They are women, hear them ‘Roar’ in Apple TV+ anthology series


    The title may be “Roar” but a more accurate description of Apple TV+’s upcoming anthology series might be “struggle.”

    That’s because the darkly comedic eight-episode series from “GLOW” creators Carly Mensch and Liz Flahive that premieres Friday relates tales of women grappling with some sort of dilemma, be it related to motherhood, the past, expectations or commercialization, thoughtfully told in humorous, surreal and downright bizarre fashion.

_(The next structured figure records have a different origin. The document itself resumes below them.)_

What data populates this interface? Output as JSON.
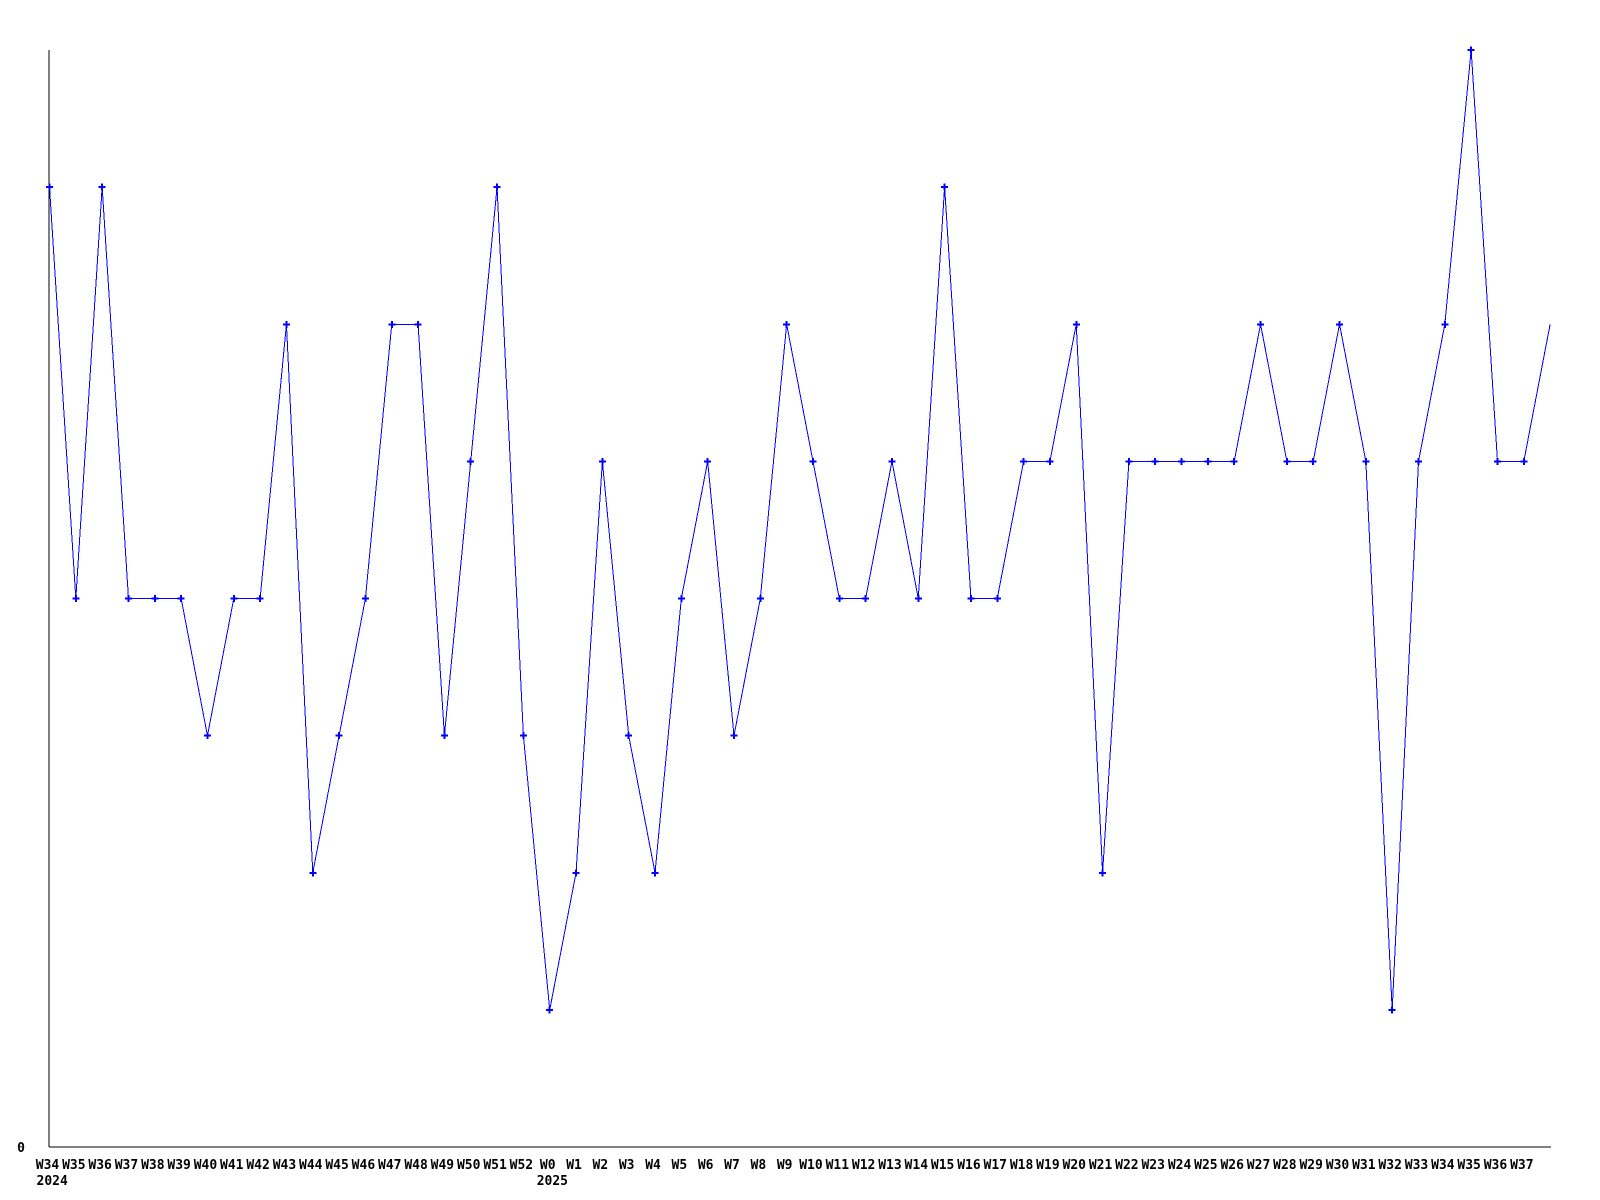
{
  "chart_data": {
    "type": "line",
    "title": "",
    "xlabel": "",
    "ylabel": "",
    "grid": false,
    "legend": null,
    "marker_style": "plus",
    "line_color": "#0000ff",
    "axis_color": "#000000",
    "background_color": "#ffffff",
    "ylim": [
      0,
      8
    ],
    "y_origin_label": "0",
    "categories": [
      "W34",
      "W35",
      "W36",
      "W37",
      "W38",
      "W39",
      "W40",
      "W41",
      "W42",
      "W43",
      "W44",
      "W45",
      "W46",
      "W47",
      "W48",
      "W49",
      "W50",
      "W51",
      "W52",
      "W0",
      "W1",
      "W2",
      "W3",
      "W4",
      "W5",
      "W6",
      "W7",
      "W8",
      "W9",
      "W10",
      "W11",
      "W12",
      "W13",
      "W14",
      "W15",
      "W16",
      "W17",
      "W18",
      "W19",
      "W20",
      "W21",
      "W22",
      "W23",
      "W24",
      "W25",
      "W26",
      "W27",
      "W28",
      "W29",
      "W30",
      "W31",
      "W32",
      "W33",
      "W34",
      "W35",
      "W36",
      "W37"
    ],
    "values": [
      7,
      4,
      7,
      4,
      4,
      4,
      3,
      4,
      4,
      6,
      2,
      3,
      4,
      6,
      6,
      3,
      5,
      7,
      3,
      1,
      2,
      5,
      3,
      2,
      4,
      5,
      3,
      4,
      6,
      5,
      4,
      4,
      5,
      4,
      7,
      4,
      4,
      5,
      5,
      6,
      2,
      5,
      5,
      5,
      5,
      5,
      6,
      5,
      5,
      6,
      5,
      1,
      5,
      6,
      8,
      5,
      5
    ],
    "year_markers": [
      {
        "label": "2024",
        "index": 0
      },
      {
        "label": "2025",
        "index": 19
      }
    ],
    "tail_segment": {
      "value": 6,
      "has_marker": false,
      "has_label": false
    }
  }
}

    Based on the collection of short stories by Cecelia Ahern, it features smart writing and a talented cast led by Nicole Kidman (who is also an executive producer), Cynthia Erivo (“Harriet”), Issa Rae (“Insecure”), Merritt Wever (“Nurse Jackie”) and former “GLOW” co-stars Betty Gilpin and Alison Brie.

    The series was shot mainly around Los Angeles (save for Kidman’s Australia-set story) and each episode took about 10 days to film. The short gig was a selling point for the cast, who Mensch praises for being game to play on the show’s experimental playground.

    Nicole Kidman stars in “Roar,” premiering Friday on Apple TV+.

    “It felt like we were in some strange laboratory,” she said, “like each (episode) was its own experiment and people were excited to figure it out as a performer, as a cinematographer, as a writer, as a director. Like everybody got to come and ask some kind of very fun craft questions, which was like, ‘How the heck am I going to eat a photograph?’ ‘How am I going to stay emotionally honest while acting across from a desk?’ Like they all had a gauntlet and I think that really spoke to the performers who said yes and wanted to come play.”

    The opening episode, “The Woman Who Disappeared,” stars Rae as a writer who finds herself literally becoming invisible to those around her when her watershed novel about racism is co-opted by a production company to be made into a videogame. For this, Flahive credits writer Janine Nabers with taking Ahern’s story about aging and taking it in a different direction.

    “What really excited us,” she said, “was watching Janine take on kind of the commodification of Black artists in the wake of Black Lives Matter. … But what felt kind of new and fresh here was this idea of how it feels to be both successful in your field but still not actually seen or heard and taking that feeling and literalizing it.”

    Even more surreal is “The Woman Who Was Kept on a Shelf,” which casts Gilpin as a former model who lives on a wall in her rich husband’s office so she can serve as his round-the-clock muse.

    “It’s actually a pretty universal story,” Flahive said, “about getting stuck in places and stuck in certain marriages or in certain expectations about yourself and then breaking them and then experiencing freedom and then having to decide what kind of future you want for yourself.”

    “It was one of stickiest visuals from the book,” she added, “which was like, ‘How the heck would we film a woman living on a shelf? Like I don’t even know how to do that.’ Which felt like really great cinematic experiment.”